Variations autour du Petit Chaperon Rouge.
Ou plutôt une excursion, le terme serait plus juste, au sein de ses multiples thèmes, ses nombreux sentiers.
Exprimer les tours et détours guettant dans les ancestrales pages du conte : là où il impose une morale, l’art va se refuser aux certitudes pour se concentrer sur les zones d’ombre sous-jacentes qui portent le texte.
Puisqu’un conte se limite à son propre récit, l’exprimer consisterait d’abord en la fidélité envers son iconographie : une jeune fille, une forêt, un loup, une couleur… qui permet l’élaboration de symboles : le conflit œdipien, l’initiation sexuelle, la défloration… Et à la « forme close » du conte, à son objectivité, vont se confronter la subjectivité des artistes.
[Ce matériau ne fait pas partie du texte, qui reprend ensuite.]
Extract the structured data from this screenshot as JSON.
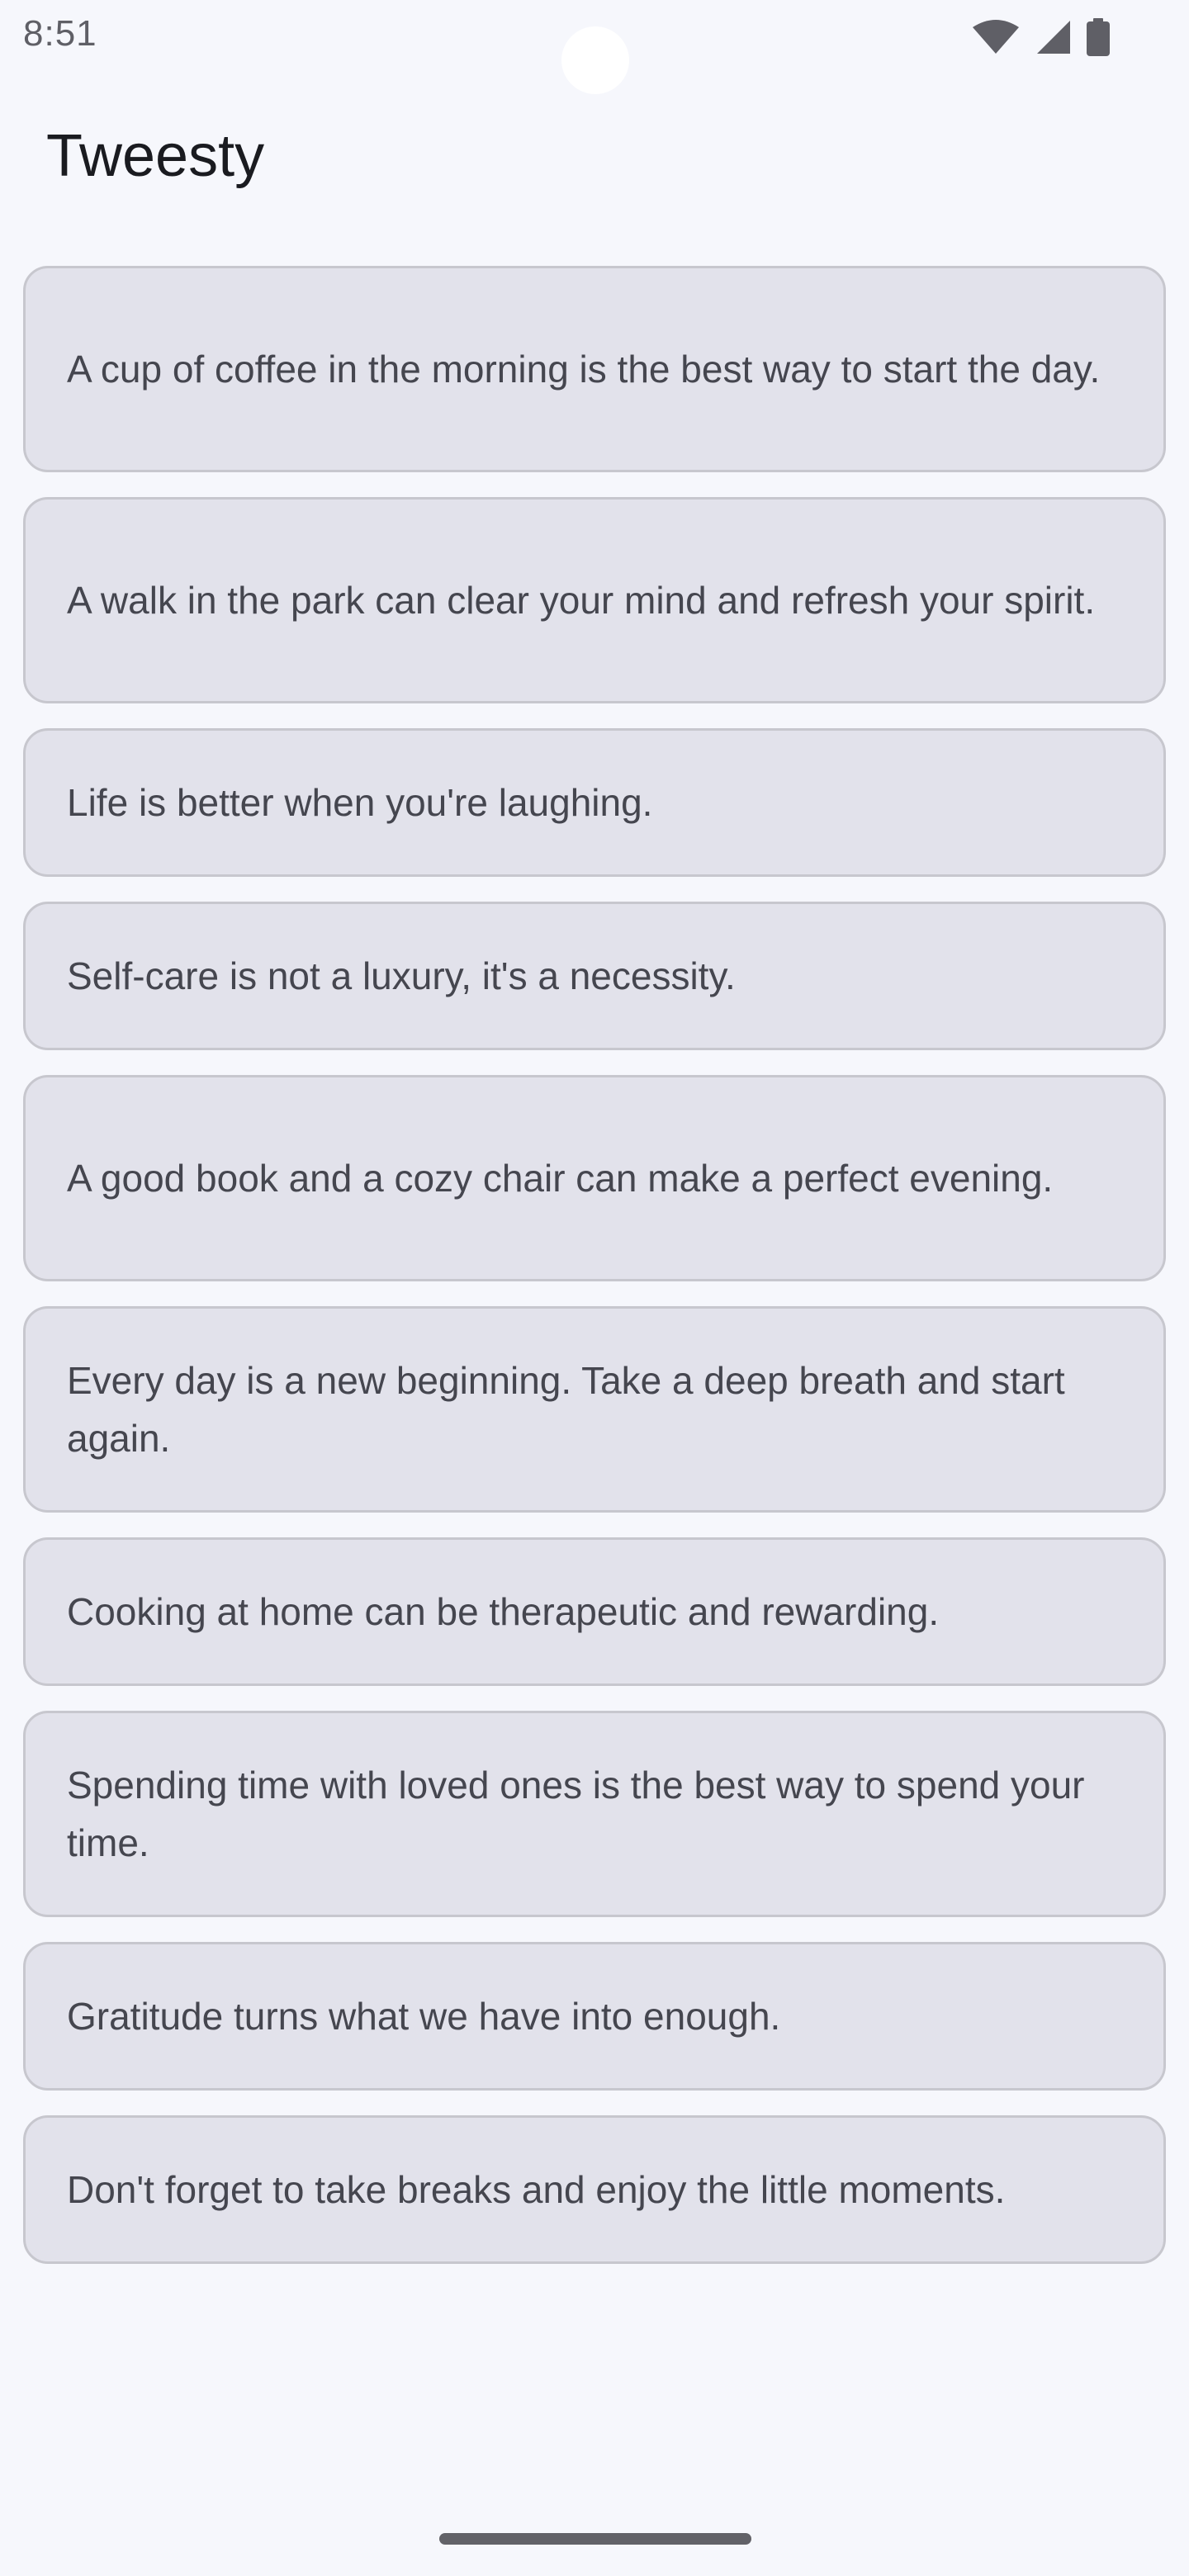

En justes profanes qu’ils se doivent d’être, ces derniers, Vincent Descotils, Patricia Cartereau, Kjetil Karlsen et Victoria Klotz, font le pari de la supposition et se risquent sur ce que laisse à peine suggérer le texte, à savoir le trouble, le désir sexuel.
Le trouble est en effet toute la matière des photographies de Kjetil Karlsen et de Vincent Descotils, autant dans leur sujet (l’élaboration de visions impalpables ; méditatives pour le premier, nostalgiques pour le second, mais toujours poétiques et mystérieuses) que dans leur traitement.
Leurs photographies sont attentives aux corps des protagonistes du Petit Chaperon Rouge, le corps-éveil de l’enfant, le corps-menace (ou non ?) du loup, tantôt homme tantôt animal.
Le regard est frontal chez Vincent Descotils, au plus près des tressaillements, tandis que Kjetil Karlsen prend du recul pour mieux mesurer l’immersion de la chair dans les entrailles phalliques des bois. C’est par la solitude la plus camouflée que la rencontre se réalise. Chez ces deux photographes, l’essentiel se passe avant la confrontation entre la fillette et le loup : il réside dans celle avec la forêt.
Devenir la forêt. Si le Petit Chaperon Rouge envoi le loup chez sa grand-mère, serait-ce pour mieux vaquer dans le plus long sentier –et profiter de sa première excursion, dans cette nature qui a su engendrer de tels prédateurs ?
Vaquer, ou plutôt chuter en forêt, dirait Patricia Cartereau. L’excursion est une chute dans une intériorité ouverte, où telle l’encre sur ses toiles, fragile et violente, la pulsion s’impose.
Le loup est intérieur : il a la couleur de sous la peau, la couleur de la première fois, rouge. Puisque dans le conte le dépucelage s’apparente à la dévoration, alors les chairs fusionnent entre elles, et, chez Patricia Cartereau, elles ne s’exécutent qu’avec le vertige de l’extase.
Ne restons donc pas dans le bon chemin, et n’hésitons pas à tirer la chevillette. C’est aussi le message que nous adresse Victoria Klotz, avec son installation « Blesswilde ». Un jeune cerf écoute une radio où se mêlent un air d’Offenbach et le hurlement des loups, ce dernier apparaissant soudainement dans une forme positive, dénuée de toute l’imagerie horrifique dont on l’affuble.
Le conte du Petit Chaperon Rouge a toujours eu pour but d’inculquer la méfiance, la crainte de l’autre. Victoria Klotz s’en porte à faux, et là où Kjetil Kerlsen, Vincent Descotils et Patricia Cartereau jouent avec la peur pour en faire une clef du plaisir érotique, elle choisit la carte de l’apprivoisement. La nature malveillante n’existe pas, nous rappelle-t-elle.
Dans une exposition sans chasseur, promenons nous dans les bois –tant que le loup y est. Son chant, beau et inquiétant, a le ravissement de l’inconnu.